Kaylin’s head began to hurt.
The way in which they were connected is through time. But time, for many beings, is flexible. It can be manipulated. Such manipulations are not guaranteed to destroy. Think of creation as a vast plane. It seems endless. It is endless. You cannot see its beginning; you cannot see its end. You can dig. You can build. You may build a city. A country.
But you cannot take the whole of the plane and fold it.
...
The Keeper’s Garden is built on a foundation of elements and emptiness. Out of this, the natural order arises in this world.
Other worlds have different—
Yes, of course.
Even the ones that are part of that plane?
Yes, of course. When the plane is folded, it wakes—or once woke—Gilbert and his kin. He flattens it. It is what he does. He can see the plane as it extends through layers of time—but each layer must be distinct, its own. The layers do not contain him; he can pass between them, at need.
If the perturbation is concise, distinct, if it does not materially alter the shape of the plane, it is possible to ignore or overlook. Or to miss. But that is not, I think, what occurred here. What occurred here did not fold the plane—my appearance did.
What occurred here? Kaylin paused. Stopped. Thought about three non-corpses, three stones which must have been meant as anchors, and Arcanists. She hated Arcanists. The familiar—still in his most common form—bit her ear. Clearly, this was not the time for ranting, even if she kept it to herself.
“They didn’t fold the plane,” she said aloud, which probably caused some confusion to everyone who wasn’t the elemental water. “They just cut a chunk out of it. Or they tried to cut a chunk out of it—and they’re trying to anchor it, somehow. The chunk.”
“Yes,” Gilbert replied. “That is what I believe occurred. I do not know the reason for the attempt. Perhaps it is not about immortality as you define it. Perhaps it is...more.”
“What was this building supposed to do? Do you even know?”
The Arkon said, “I think that largely irrelevant.”
“But if we know what it was supposed to do, if we understand how it was supposed to work—”
“Private, your grasp of subtlety is nonexistent. It is almost a negative. When I say irrelevant, what I mean is forbidden.”
“Forbidden?” Mandoran asked, voice cooler.
“By Imperial Decree.”
“You’re the Emperor now, are you?”
“I am the keeper of the archives; things ancient within the boundaries of the city are my responsibility, by Imperial Decree.”
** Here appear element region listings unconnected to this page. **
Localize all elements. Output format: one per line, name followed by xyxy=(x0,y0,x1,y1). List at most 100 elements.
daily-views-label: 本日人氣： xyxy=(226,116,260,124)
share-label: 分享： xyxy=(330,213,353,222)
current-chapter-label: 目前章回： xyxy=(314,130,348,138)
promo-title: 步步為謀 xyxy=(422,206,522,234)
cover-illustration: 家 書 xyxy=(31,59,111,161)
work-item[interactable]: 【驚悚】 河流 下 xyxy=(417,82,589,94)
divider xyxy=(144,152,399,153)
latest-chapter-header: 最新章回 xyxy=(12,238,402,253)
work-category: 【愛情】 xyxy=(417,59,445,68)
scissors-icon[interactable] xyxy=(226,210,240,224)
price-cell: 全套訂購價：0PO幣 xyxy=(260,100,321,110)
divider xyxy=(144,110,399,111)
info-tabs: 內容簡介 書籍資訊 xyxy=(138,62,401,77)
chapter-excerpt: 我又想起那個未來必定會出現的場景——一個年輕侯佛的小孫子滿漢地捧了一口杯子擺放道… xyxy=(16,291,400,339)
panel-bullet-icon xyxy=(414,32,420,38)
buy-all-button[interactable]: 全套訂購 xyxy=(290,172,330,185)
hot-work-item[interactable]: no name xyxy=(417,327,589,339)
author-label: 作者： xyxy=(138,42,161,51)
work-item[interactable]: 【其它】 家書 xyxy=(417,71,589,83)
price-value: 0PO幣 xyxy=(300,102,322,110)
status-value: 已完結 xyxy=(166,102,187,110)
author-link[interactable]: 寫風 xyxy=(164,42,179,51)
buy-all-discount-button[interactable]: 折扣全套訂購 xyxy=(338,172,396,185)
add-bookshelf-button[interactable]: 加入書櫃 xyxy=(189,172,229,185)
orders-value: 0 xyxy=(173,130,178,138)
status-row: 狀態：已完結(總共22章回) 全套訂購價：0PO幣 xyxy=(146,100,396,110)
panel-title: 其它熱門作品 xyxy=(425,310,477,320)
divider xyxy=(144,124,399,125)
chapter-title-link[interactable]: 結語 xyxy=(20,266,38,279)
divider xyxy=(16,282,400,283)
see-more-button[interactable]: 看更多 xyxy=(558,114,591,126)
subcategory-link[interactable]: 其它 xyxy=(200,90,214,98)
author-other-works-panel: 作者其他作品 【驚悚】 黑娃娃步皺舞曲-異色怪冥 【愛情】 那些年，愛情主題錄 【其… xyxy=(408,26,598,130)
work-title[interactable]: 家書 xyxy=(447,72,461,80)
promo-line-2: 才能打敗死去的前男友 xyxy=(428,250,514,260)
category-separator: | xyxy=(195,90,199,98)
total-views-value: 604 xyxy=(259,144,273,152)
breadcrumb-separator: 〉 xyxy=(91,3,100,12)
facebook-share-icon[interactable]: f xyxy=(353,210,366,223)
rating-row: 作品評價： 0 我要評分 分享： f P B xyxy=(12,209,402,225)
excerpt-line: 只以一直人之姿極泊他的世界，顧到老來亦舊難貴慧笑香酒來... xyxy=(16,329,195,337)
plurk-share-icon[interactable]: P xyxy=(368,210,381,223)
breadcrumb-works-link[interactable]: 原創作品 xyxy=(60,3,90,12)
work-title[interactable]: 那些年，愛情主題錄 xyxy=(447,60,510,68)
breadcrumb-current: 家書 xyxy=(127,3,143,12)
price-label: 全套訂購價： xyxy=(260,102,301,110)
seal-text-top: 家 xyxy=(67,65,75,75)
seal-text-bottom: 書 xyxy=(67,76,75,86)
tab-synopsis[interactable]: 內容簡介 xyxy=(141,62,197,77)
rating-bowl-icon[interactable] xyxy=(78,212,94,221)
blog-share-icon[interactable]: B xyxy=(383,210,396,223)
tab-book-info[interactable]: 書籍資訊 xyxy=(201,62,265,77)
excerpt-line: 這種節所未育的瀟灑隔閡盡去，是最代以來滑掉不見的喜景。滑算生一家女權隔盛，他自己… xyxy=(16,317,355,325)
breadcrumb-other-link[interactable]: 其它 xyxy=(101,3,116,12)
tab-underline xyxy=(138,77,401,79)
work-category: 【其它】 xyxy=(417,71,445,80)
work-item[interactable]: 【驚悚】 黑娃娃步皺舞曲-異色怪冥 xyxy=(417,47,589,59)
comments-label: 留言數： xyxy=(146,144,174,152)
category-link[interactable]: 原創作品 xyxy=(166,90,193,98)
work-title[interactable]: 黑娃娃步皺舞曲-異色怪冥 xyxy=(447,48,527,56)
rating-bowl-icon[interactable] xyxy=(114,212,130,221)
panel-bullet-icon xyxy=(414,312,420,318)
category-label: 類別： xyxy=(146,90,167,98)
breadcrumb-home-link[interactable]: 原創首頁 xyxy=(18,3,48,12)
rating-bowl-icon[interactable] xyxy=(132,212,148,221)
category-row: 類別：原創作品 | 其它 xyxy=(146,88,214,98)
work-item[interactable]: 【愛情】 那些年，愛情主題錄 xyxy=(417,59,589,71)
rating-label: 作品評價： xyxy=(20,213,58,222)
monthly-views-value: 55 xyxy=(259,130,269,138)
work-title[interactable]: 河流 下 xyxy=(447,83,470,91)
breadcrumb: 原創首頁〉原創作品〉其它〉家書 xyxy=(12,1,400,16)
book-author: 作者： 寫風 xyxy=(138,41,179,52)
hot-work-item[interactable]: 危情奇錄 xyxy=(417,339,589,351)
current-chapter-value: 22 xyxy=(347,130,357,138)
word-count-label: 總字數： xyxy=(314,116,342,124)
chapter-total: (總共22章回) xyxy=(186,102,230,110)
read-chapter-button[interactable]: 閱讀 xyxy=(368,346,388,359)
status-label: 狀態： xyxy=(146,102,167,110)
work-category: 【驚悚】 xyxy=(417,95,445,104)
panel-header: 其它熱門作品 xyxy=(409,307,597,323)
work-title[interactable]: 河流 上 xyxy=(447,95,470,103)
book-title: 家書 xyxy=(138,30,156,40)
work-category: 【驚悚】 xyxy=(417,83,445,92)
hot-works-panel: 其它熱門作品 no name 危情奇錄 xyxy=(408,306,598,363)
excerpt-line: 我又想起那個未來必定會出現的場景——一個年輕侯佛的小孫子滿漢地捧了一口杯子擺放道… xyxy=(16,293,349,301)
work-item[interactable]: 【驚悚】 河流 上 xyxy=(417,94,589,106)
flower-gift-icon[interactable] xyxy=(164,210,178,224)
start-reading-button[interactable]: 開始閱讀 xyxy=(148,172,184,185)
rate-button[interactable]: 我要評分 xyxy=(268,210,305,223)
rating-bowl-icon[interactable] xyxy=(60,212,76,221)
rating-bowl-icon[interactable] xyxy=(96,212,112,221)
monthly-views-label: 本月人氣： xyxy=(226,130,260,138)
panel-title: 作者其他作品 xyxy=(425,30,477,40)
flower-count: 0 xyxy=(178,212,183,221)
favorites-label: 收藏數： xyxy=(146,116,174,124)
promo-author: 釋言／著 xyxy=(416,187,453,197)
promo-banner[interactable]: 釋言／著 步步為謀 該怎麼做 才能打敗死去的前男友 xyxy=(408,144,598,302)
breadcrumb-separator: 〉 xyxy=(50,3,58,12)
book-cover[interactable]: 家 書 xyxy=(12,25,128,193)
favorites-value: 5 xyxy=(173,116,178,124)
Gilbert said, as if the Arkon had not spoken, “We have assumed this is a matter of time. I do not believe this is necessarily accurate, given the lack of overall disturbance. But there are other factors involved in this plane you call your world. There are actions the Ancients could take that you cannot take. You are Chosen, but you are confined, in all ways, by the limits of your state.
“The Ancients were not. I am not. You see me, now, as I am—but you cannot see all of me. Nothing I could do to you would permit it. Mandoran and Annarion can see more—but it is that ability that makes their existence so tenuous in your world. They are trying...to invert themselves. Do you understand?”
“You mean—invert themselves the way you inverted yourself to talk to Nightshade?”
“Yes.”
“Uh, that’s not how we see it,” Mandoran cut in.
“No?” The eyes—even the ones on Kaylin’s arms—swiveled to try to get a glimpse of Mandoran.
“Definitely not.”
But Kaylin said, “Do you think that someone like me—or Teela, or the Arkon—is trying to invert themselves in the opposite direction?”
“I fear that is very much the case. I do not know how Annarion or Mandoran came to be who, or what, they are, but it is not, in my opinion, something that you could survive. Not even as Chosen.”